Blue Rock Thrush, Stow-on-the-Wold, 29/12/16 (Copyright T D Wright)
Blue Rock Thrush, Stow-on-the-Wold, 29/12/16 (Copyright T D Wright)
As I think I already mentioned I rented a car for the Xmas/New Year period. Partly because the bus service at that time of year is often non-existent. The other reason of course was to enjoy some days out and a change-of-scene break from my local area. News of a BR Thrush got KH texting me again and as it was only in Gloucestershire I agreed to a day out up there. The bird showed well enough for photographs and we wondered why the bird looked like it might be an immature as the Birdguides website seems to be calling it an adult male. The ones I've seen in Spain and Greece were certainly brighter blue and not obviously barred on the breast like this one. However, they were Spring birds so maybe this one's just in winter plumage. Looks like a 1st Winter male though...

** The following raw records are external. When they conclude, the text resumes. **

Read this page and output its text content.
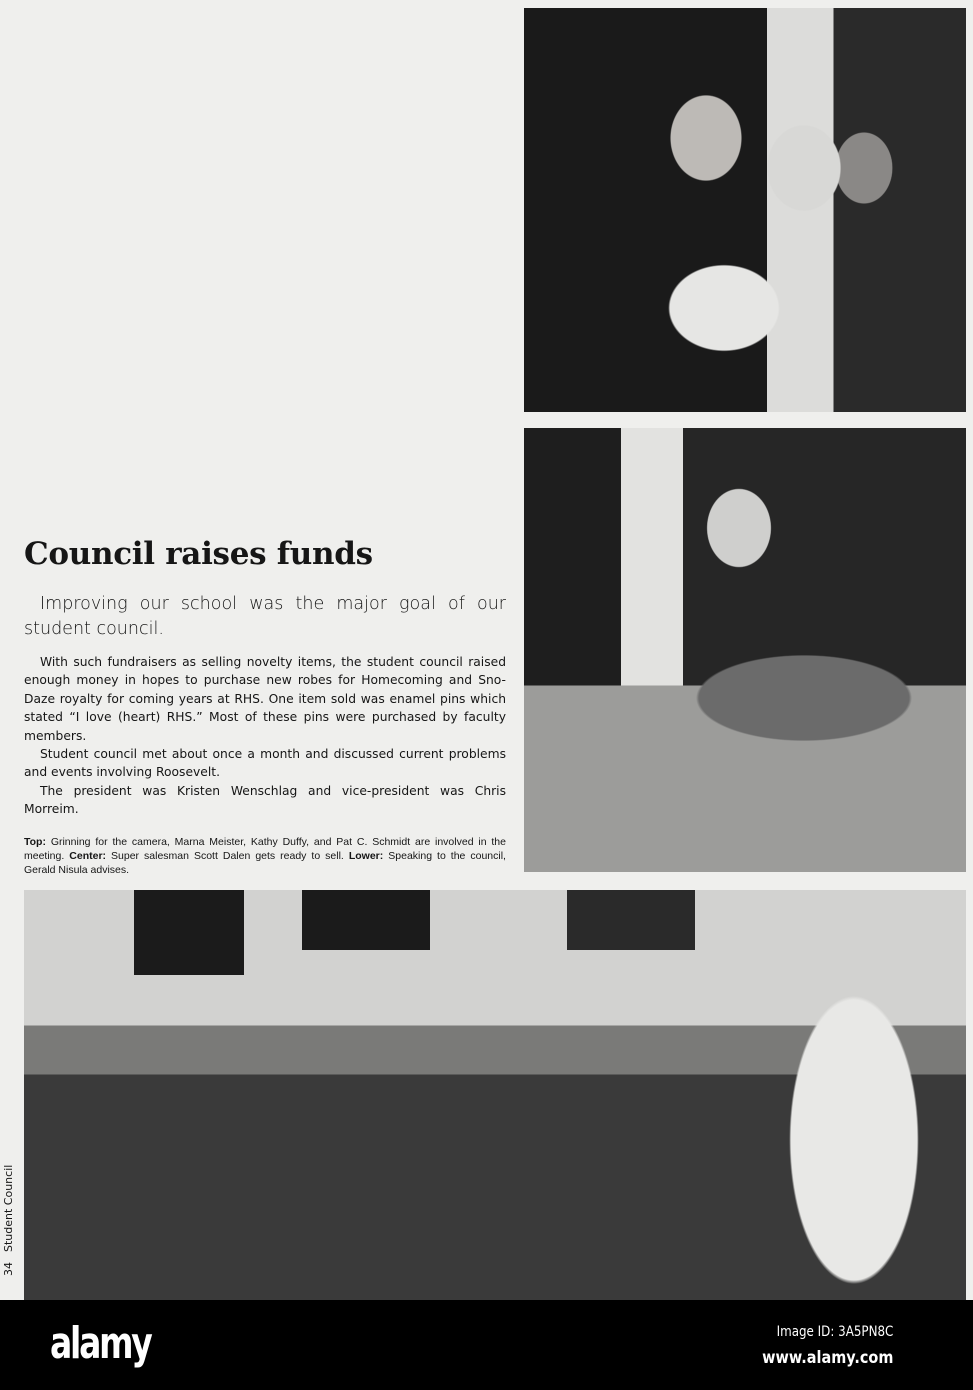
Council raises funds

Improving our school was the major goal of our student council.

With such fundraisers as selling novelty items, the student council raised enough money in hopes to purchase new robes for Homecoming and Sno-Daze royalty for coming years at RHS. One item sold was enamel pins which stated “I love (heart) RHS.” Most of these pins were purchased by faculty members.

Student council met about once a month and discussed current problems and events involving Roosevelt.

The president was Kristen Wenschlag and vice-president was Chris Morreim.

Top: Grinning for the camera, Marna Meister, Kathy Duffy, and Pat C. Schmidt are involved in the meeting. Center: Super salesman Scott Dalen gets ready to sell. Lower: Speaking to the council, Gerald Nisula advises.

34Student Council
alamy	Image ID: 3A5PN8C
www.alamy.com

Blue Rock Thrush,Stow-on-the-Wold,29/12/16(Copyright T D Wright)
Blue Rock Thrush, Stow-on-the-Wold, 29/12/16 (Copyright T D Wright)

Deja Vu Birding Part the Third

Least Sandpiper & Wood Sandpiper, Black Hole Marsh, 03/08/16 (Copyright T D Wright)
Least Sandpiper, Black Hole Marsh, 03/08/16 (Copyright T D Wright)
Least Sandpiper, Black Hole Marsh, 03/08/16 (Copyright T D Wright)
Bird of the year has to be my Least Sandpiper on BHM. Having predicted a rarity on Patch it's always very satisfying to be proven correct one day. When a few 'know-it-alls' told you "No, that's a freshwater species we won't get that here" it's especially pleasing to see it spending lots of time on your local very salty 'brackish' lagoon as well! The feelings of Deja Vu I get whenever one of these 'experts' pours scorn on what I'm saying merely motivates me to keep birding; so "it's all good" as the young folks say. Our next American 'peep'? I suppose that could be Western Sandpiper - but when?